Segundo os autos, “Cascão” e um outro indivíduo, que foi absolvido, foram denunciados pela prática do crime tipificado no artigo 157, § 3°, II, do Código Penal. O processo informa que, no dia 1º julho 2018, por volta das 23h, no estabelecimento “Patrício Lanches”, no Bairro da Estação, em Sousa, a dupla subtraiu, mediante violência e grave ameaça, bens pertencentes à vítima Patrício Vieira Carneiro. Devido à violência praticada, a vítima morreu por disparo de arma de fogo.

A defesa de “Cascão” alegou a preliminar de nulidade da sentença, sob o argumento de  ter sido exarada pelo Juízo da 6ª Vara Mista de Sousa, que seria incompetente para julgar o feito, por entender que a hipótese dos autos se tratou do crime de homicídio e, portanto, os autos deveriam ser encaminhados para a 1ª Vara da Comarca de Sousa, competente  para apreciar os crimes dolosos contra a vida. No mérito, pugnou pela absolvição do apelante, com base no artigo 386, V e VII, do Código de Processo Penal, sustentando que não há provas a ensejar uma condenação, pois as que foram colhidas são frágeis, não traduzindo a verdade dos fatos, requerendo, assim, a aplicação do princípio do in dubio pro reo (na dúvida, a favor do réu.)

Sobre a preliminar, o relator disse que como é sabido, para a caracterização do crime de latrocínio, pouco importa se o agente subtraiu ou não os bens da vítima, bastando, apenas, que, após externar a intenção de roubar, ele provoque a morte dela.
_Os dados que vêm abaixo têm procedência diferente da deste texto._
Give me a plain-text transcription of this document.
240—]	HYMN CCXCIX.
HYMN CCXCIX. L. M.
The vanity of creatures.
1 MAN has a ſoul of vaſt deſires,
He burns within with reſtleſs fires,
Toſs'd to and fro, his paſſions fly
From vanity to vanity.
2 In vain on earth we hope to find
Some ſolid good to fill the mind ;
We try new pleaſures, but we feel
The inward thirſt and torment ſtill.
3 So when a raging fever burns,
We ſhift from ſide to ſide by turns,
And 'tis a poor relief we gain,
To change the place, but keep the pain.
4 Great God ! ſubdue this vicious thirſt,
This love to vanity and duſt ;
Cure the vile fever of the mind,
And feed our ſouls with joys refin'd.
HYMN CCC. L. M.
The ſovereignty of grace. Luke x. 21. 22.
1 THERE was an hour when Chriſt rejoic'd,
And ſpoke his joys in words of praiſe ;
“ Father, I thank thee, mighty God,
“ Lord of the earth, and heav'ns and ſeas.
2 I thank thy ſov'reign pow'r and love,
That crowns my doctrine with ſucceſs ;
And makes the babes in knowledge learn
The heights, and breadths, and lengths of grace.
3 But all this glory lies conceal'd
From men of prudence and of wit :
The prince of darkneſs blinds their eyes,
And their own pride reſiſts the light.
Citou a Súmula nº 610 do Supremo Tribunal Federal neste sentido. “Desse modo, não há que se falar de nulidade da sentença, por absoluta incompetência do Juízo da 6ª Vara Mista da Comarca de Sousa, visto que restou demonstrado que a matéria em questão se refere ao tipo penal previsto no artigo 157, § 3º, II, do Código Penal, e não ao de homicídio qualificado”, pontou o desembargador Carlos Martins Beltrão Filho.

A respeito do mérito, o relator afirmou que não há que se falar de ausência de provas da participação do apelante no delito em questão, sendo certo que ele cometeu o crime de latrocínio. “Dessa maneira, conclui-se que a suposta insuficiência de provas, decantada pelo recorrente, esmorece em face da materialidade e da autoria incontestes, visto que esteadas em provas verossímeis e vigorosas”, finalizou Carlos Beltrão, ao negar provimento ao recurso. Da decisão cabe recurso.